Millay goes on to speak of flat and wide, of spheres and Infinity . . .. a story related to the poems is available here and the entire poem is found here at PoetryFoundation.org.

Monday, April 15, 2019

If I had a million lives to live . . .

     This posting features Carl Sandburg's "Humdrum," a poem that reflects on "million."  (This poem and others by Sandburg may be found online at poets.org -- at this vast resource-site also is a collection of poems with math-themes.)  For me, Sandburg was the poet who introduced the idea that lines can be poetic without having rhyme.  (This link leads to several of my previous Sandburg-postings.)

       Humdrum     by  Carl Sandburg  (1878-1967)

       If I had a million lives to live
          and a million deaths to die
          in a million humdrum worlds,

       I’d like to change my name
          and have a new house number to go by   

Wednesday, April 10, 2019

Poetry with NEGATIVE numbers

     In October of 2018, I was reminded of the significant achievements of poet and playwright, Ntozake Shange (1948-2018) as I read her obituary in the Washington Post.  Shange wrote with daring and with vivid imagery -- and often used numbers very effectively, as in this poem, "With No Immediate Cause."  I present its opening lines; the complete poem may be found here at poemhunter.com.

          With No Immediate Cause     by Ntozake Shange

          every 3 minutes a woman is beaten
          every five minutes a
          woman is raped/every ten minutes
          a lil girl is molested   

Monday, April 8, 2019

A Theorem in Limerick Form

     Going through a pile of saved clippings, I came across an article in the April 2014 issue of Math Horizons that involved humorous restating of mathematical theorems -- one of them, shown below, restated the Fundamental Theorem of Arithmetic in limerick form.  Enjoy!

           Fundamental Theorem of a Limerick

          Any number you pick, I dare say,
          When factored in any old way,
          Results in some primes,
          Together with times,
          Unique up to order.  Hooray!

Entitled "Bovino-Weierstrass and Other Fractured Theorems," this article by Matt Koetz, Heather A. Lewis, and Mark McKinzie is found online here.

Thursday, April 4, 2019

The Kingdom of Mathematics

     When I was a mathematics professor at Pennsylvania's Bloomsburg University, one of the colleagues whom I much admired and enjoyed is Reza Noubary.  This mathematician-statistician also writes poetry -- and I have been lucky to have him share it with me.  Here, below, are four of his small poems, "Math Kingdom."

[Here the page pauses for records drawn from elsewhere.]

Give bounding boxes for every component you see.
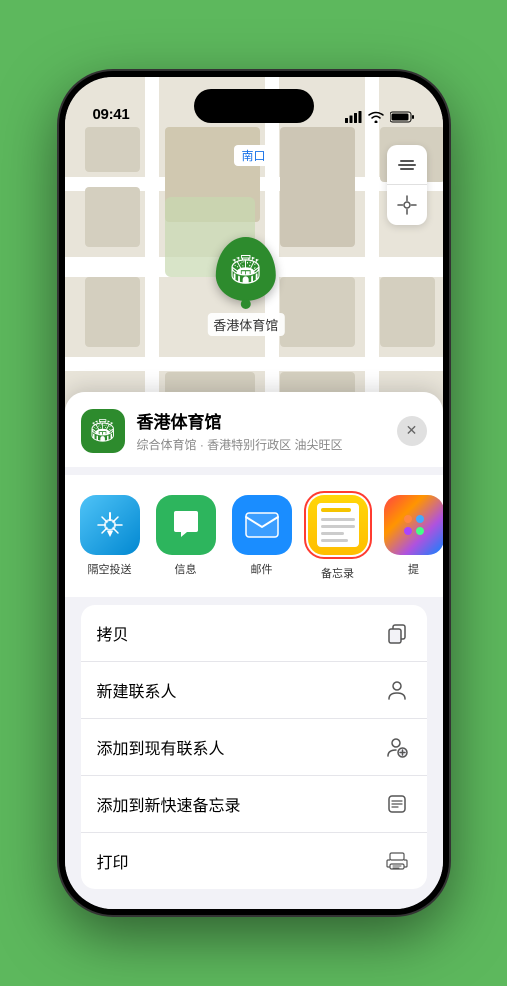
marker-label: 香港体育馆 <box>207 313 284 336</box>
note-icon <box>383 790 411 818</box>
more-dots <box>404 515 424 535</box>
share-app-notes[interactable]: 备忘录 <box>305 491 371 581</box>
location-button[interactable] <box>387 185 427 225</box>
action-copy[interactable]: 拷贝 <box>81 605 427 662</box>
venue-header: 🏟 香港体育馆 综合体育馆 · 香港特别行政区 油尖旺区 ✕ <box>65 392 443 467</box>
signal-icon <box>345 111 362 123</box>
airdrop-label: 隔空投送 <box>88 561 132 577</box>
venue-name: 香港体育馆 <box>137 408 397 433</box>
map-layers-button[interactable] <box>387 145 427 185</box>
action-new-contact[interactable]: 新建联系人 <box>81 662 427 719</box>
action-copy-label: 拷贝 <box>97 621 129 645</box>
action-add-existing[interactable]: 添加到现有联系人 <box>81 719 427 776</box>
notes-lines <box>317 503 359 547</box>
status-icons <box>345 111 415 123</box>
new-contact-label: 新建联系人 <box>97 678 177 702</box>
bottom-sheet: 🏟 香港体育馆 综合体育馆 · 香港特别行政区 油尖旺区 ✕ <box>65 392 443 909</box>
dynamic-island <box>194 89 314 123</box>
share-app-mail[interactable]: 邮件 <box>229 495 295 577</box>
venue-info: 香港体育馆 综合体育馆 · 香港特别行政区 油尖旺区 <box>137 408 397 453</box>
notes-label: 备忘录 <box>321 565 354 581</box>
action-print[interactable]: 打印 <box>81 833 427 889</box>
more-icon <box>384 495 443 555</box>
mail-label: 邮件 <box>251 561 273 577</box>
copy-icon <box>383 619 411 647</box>
stadium-marker[interactable]: 🏟 香港体育馆 <box>207 237 284 336</box>
share-apps-row: 隔空投送 信息 <box>65 475 443 597</box>
status-time: 09:41 <box>93 106 130 123</box>
airdrop-icon <box>80 495 140 555</box>
venue-icon: 🏟 <box>81 409 125 453</box>
share-app-messages[interactable]: 信息 <box>153 495 219 577</box>
share-app-more[interactable]: 提 <box>381 495 443 577</box>
person-icon <box>383 676 411 704</box>
mail-icon <box>232 495 292 555</box>
more-label: 提 <box>408 561 419 577</box>
marker-stadium-icon: 🏟 <box>228 253 264 286</box>
add-existing-label: 添加到现有联系人 <box>97 735 225 759</box>
print-label: 打印 <box>97 849 129 873</box>
notes-icon <box>308 495 368 555</box>
map-controls <box>387 145 427 225</box>
phone-frame: 09:41 <box>59 71 449 915</box>
notes-highlight-wrap <box>304 491 372 559</box>
phone-screen: 09:41 <box>65 77 443 909</box>
person-add-icon <box>383 733 411 761</box>
messages-icon <box>156 495 216 555</box>
action-add-note[interactable]: 添加到新快速备忘录 <box>81 776 427 833</box>
map-label: 南口 <box>233 145 273 166</box>
marker-pin: 🏟 <box>216 237 276 301</box>
venue-subtitle: 综合体育馆 · 香港特别行政区 油尖旺区 <box>137 436 397 453</box>
wifi-icon <box>368 111 384 123</box>
close-button[interactable]: ✕ <box>397 416 427 446</box>
add-note-label: 添加到新快速备忘录 <box>97 792 241 816</box>
messages-label: 信息 <box>175 561 197 577</box>
print-icon <box>383 847 411 875</box>
action-list: 拷贝 新建联系人 <box>81 605 427 889</box>
share-app-airdrop[interactable]: 隔空投送 <box>77 495 143 577</box>
battery-icon <box>390 111 415 123</box>
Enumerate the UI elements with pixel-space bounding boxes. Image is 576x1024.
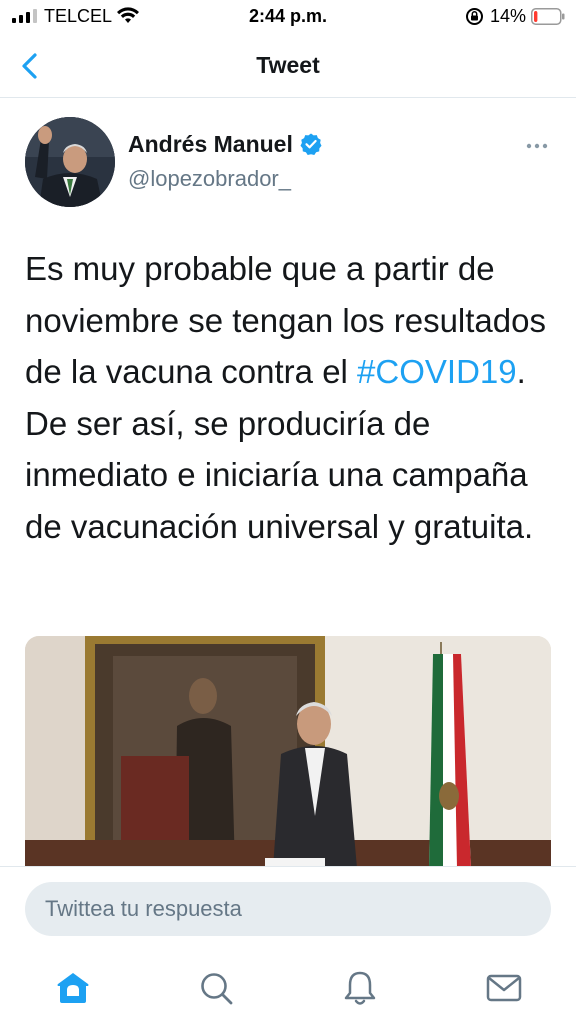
- notifications-icon[interactable]: [340, 968, 380, 1008]
- reply-bar: [0, 866, 576, 950]
- page-title: Tweet: [256, 52, 320, 78]
- status-bar: TELCEL 2:44 p.m. 14%: [0, 0, 576, 34]
- verified-badge-icon: [300, 133, 322, 155]
- battery-percent: 14%: [490, 6, 527, 26]
- reply-input[interactable]: [25, 882, 551, 936]
- hashtag-link[interactable]: #COVID19: [357, 353, 517, 390]
- home-icon[interactable]: [53, 968, 93, 1008]
- author-handle[interactable]: @lopezobrador_: [128, 166, 291, 192]
- tweet-media-image[interactable]: [25, 636, 551, 868]
- messages-icon[interactable]: [484, 968, 524, 1008]
- bottom-tab-bar: [0, 950, 576, 1024]
- avatar[interactable]: [25, 117, 115, 207]
- tweet-text: Es muy probable que a partir de noviembr…: [25, 243, 560, 552]
- search-icon[interactable]: [196, 968, 236, 1008]
- navigation-bar: Tweet: [0, 34, 576, 98]
- rotation-lock-icon: [466, 8, 483, 25]
- battery-icon: [531, 8, 565, 25]
- more-horizontal-icon[interactable]: [522, 136, 552, 156]
- author-name[interactable]: Andrés Manuel: [128, 131, 323, 158]
- author-name-text[interactable]: Andrés Manuel: [128, 131, 293, 157]
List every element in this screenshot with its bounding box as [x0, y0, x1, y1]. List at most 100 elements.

       Math Kingdom     by Reza Noubary

       Mathematics has its own kingdom
       The key to enter it is called wisdom

              Some fear mathematics for its complexity
              Others enjoy it for its truth and explicitly
              For me it is the beauty, elegance and simplicity
              For the world it is the usefulness and necessity     

Tuesday, April 2, 2019

"Science Friday" welcomes National Poetry Month

Last week, NPR's program "Science Friday" anticipated National Poetry Month and offered a list of poems with links to science.    One of these is "Algorhyme" by Radia Perlman -- 

                          a pioneer in computer science
                                 and while she worked
                                 her mind gave her a poem . . .

from   Algorhyme    by Radia Perlman

               I think that I shall never see
               A graph more lovely than a tree.
               A tree whose crucial property
               Is loop-free connectivity.
                    .  .  .

Perlman's complete poem is available here.  Another of the poetry suggestions made by Science Friday is "Planetarium" by Adrienne Rich -- a poem that honors astronomer Caroline Herschel (1750-1848) and posted here in this blog.